Cloudflare has eliminated manual configuration errors across hundreds of production accounts by implementing Infrastructure as Code with automated policy enforcement, processing approximately 30 merge requests daily while catching security violations before deployment rather than after incidents occur.
The company’s Customer Zero team faced a critical problem: a single misconfiguration could propagate across Cloudflare’s global edge in seconds, potentially locking out employees or taking down production services. Manual dashboard management across hundreds of accounts created too many opportunities for human error at this scale.
The solution centered on treating all infrastructure configurations as code with mandatory peer review and automated security checks. Every production change now goes through a validation pipeline that enforces approximately 50 security policies before deployment. Teams still use the dashboard for analytics and observability, but critical production changes require code commits tied to users, tickets, and automated compliance checks.
According to Chase Catelli, Ryan Pesek, and Derek Pitts from Cloudflare’s team, this shift-left approach moves security validation to the earliest stages of development, catching issues when remediation costs are lowest. The model prevents incidents rather than responding to them, while actually increasing engineering velocity by giving teams confidence that their changes are compliant.
The implementation centers on Terraform with the Cloudflare Terraform Provider, integrated into a custom continuous integration and deployment pipeline running on Atlantis with GitLab. All production account configurations live in a centralized monorepo, with individual teams owning and deploying their specific sections as designated code owners.
A custom Go program called tfstate-butler acts as an HTTP backend for Terraform, serving as a secure state file broker. The design prioritizes security by ensuring unique encryption keys per state file, limiting the potential blast radius from any compromise.
Policy enforcement uses the Open Policy Agent framework with Rego language to validate security requirements. Policies run automatically on every merge request, operating in two modes: warnings that allow deployment with comments or denials that block changes entirely. Exception handling requires formal Jira-based approval followed by a pull request to document the deviation.
The migration revealed critical lessons about scaling Infrastructure as Code. High barriers to entry initially stalled adoption as Terraform fluency varied across teams. The cf-terraforming command-line utility, which automatically generates Terraform code from the Cloudflare API, significantly accelerated onboarding by eliminating manual resource imports.
Configuration drift emerged when teams made urgent dashboard changes during incidents, leaving Terraform state out of sync. Cloudflare implemented automated drift detection, which continuously compares state files with deployed configurations and automatically creates remediation tickets with service-level agreements when discrepancies are detected.
Cloudflare Terraform Provider lagging API capabilities created friction as Cloudflare’s rapid product innovation outpaced Terraform support. The v5 provider release resolved this by automatically generating code from OpenAPI specifications, maintaining continuous alignment between product APIs and infrastructure code capabilities.

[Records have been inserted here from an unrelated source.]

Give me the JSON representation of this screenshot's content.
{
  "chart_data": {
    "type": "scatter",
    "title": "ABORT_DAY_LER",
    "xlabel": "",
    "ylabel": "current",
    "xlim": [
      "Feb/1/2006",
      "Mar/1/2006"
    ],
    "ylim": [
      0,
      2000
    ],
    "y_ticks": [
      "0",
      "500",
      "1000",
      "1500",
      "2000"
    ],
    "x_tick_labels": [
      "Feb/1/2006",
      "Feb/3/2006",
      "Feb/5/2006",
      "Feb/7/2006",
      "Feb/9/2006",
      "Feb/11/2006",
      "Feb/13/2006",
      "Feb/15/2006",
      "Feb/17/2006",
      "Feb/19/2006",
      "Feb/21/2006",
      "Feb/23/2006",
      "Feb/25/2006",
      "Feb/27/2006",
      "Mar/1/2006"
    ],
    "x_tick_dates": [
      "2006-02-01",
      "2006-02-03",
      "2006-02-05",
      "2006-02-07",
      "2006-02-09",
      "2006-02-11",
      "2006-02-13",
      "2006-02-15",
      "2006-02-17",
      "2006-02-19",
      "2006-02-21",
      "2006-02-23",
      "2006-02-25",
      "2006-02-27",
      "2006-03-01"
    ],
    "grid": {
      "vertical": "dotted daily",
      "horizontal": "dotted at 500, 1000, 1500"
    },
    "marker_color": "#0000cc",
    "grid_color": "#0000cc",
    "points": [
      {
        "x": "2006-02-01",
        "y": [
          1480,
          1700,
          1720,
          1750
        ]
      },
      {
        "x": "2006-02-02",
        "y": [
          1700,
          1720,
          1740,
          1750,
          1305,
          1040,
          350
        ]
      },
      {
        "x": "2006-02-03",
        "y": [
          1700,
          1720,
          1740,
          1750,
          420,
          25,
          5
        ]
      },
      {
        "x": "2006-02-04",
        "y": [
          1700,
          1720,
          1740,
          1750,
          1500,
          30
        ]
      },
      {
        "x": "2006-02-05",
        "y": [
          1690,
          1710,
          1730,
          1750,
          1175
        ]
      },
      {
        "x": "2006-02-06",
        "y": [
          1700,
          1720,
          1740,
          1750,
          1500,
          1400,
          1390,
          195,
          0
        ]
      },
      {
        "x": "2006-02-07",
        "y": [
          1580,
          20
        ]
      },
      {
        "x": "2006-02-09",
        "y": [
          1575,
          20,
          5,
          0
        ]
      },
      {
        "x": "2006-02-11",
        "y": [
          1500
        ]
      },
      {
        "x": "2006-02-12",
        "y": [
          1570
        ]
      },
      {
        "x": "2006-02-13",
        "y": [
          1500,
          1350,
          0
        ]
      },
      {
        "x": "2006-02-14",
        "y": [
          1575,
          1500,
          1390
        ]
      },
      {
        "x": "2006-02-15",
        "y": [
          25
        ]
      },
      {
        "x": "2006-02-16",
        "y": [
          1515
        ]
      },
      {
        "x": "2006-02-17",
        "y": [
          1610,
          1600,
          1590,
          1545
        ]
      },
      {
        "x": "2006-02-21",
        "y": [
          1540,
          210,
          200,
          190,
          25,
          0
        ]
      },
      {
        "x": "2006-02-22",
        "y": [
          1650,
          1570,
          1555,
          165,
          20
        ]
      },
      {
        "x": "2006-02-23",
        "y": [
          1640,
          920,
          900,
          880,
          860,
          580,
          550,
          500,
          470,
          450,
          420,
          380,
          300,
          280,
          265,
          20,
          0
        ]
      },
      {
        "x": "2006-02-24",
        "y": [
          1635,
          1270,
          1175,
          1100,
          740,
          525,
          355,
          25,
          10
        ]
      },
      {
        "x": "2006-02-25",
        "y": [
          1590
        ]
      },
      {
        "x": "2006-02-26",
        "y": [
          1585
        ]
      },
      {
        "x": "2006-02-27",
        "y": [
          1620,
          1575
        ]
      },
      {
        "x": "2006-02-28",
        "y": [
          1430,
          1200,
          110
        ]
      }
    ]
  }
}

The shift-left model demonstrates how organizations can scale Infrastructure as Code while maintaining strict security governance. By moving validation from reactive audits to proactive automated checks, Cloudflare achieved both increased security and engineering velocity.
Many companies are adopting the shift-left approach. Google Cloud points out that locating security issues in production can lead to significant financial penalties, such as GDPR fines of up to 4% of global revenue. Early detection through automated CI/CD security checks can greatly lower remediation costs and reduce the need for architectural changes. OpsMx notes challenges like implementation barriers, gaps in automation, complex tools, and organizational silos, while emphasizing that automated policy enforcement using frameworks like NIST and OWASP helps teams identify and prioritize risks without burdening developers. According to Splunk’s research, 73% of companies see a lack of automation as their main challenge in shift-left practices, but AI-driven tools are quickly improving security testing through smart automation, with adoption rates rising from 64% to 78% in just one year.
The shift-left movement has evolved beyond simply moving security checks earlier. Organizations are now pursuing continuous security validation through automated scanning (SAST, SCA, DAST, secrets management), policy-as-code enforcement, and AI-driven vulnerability prioritization that provides developers with immediate, actionable feedback within their existing workflows.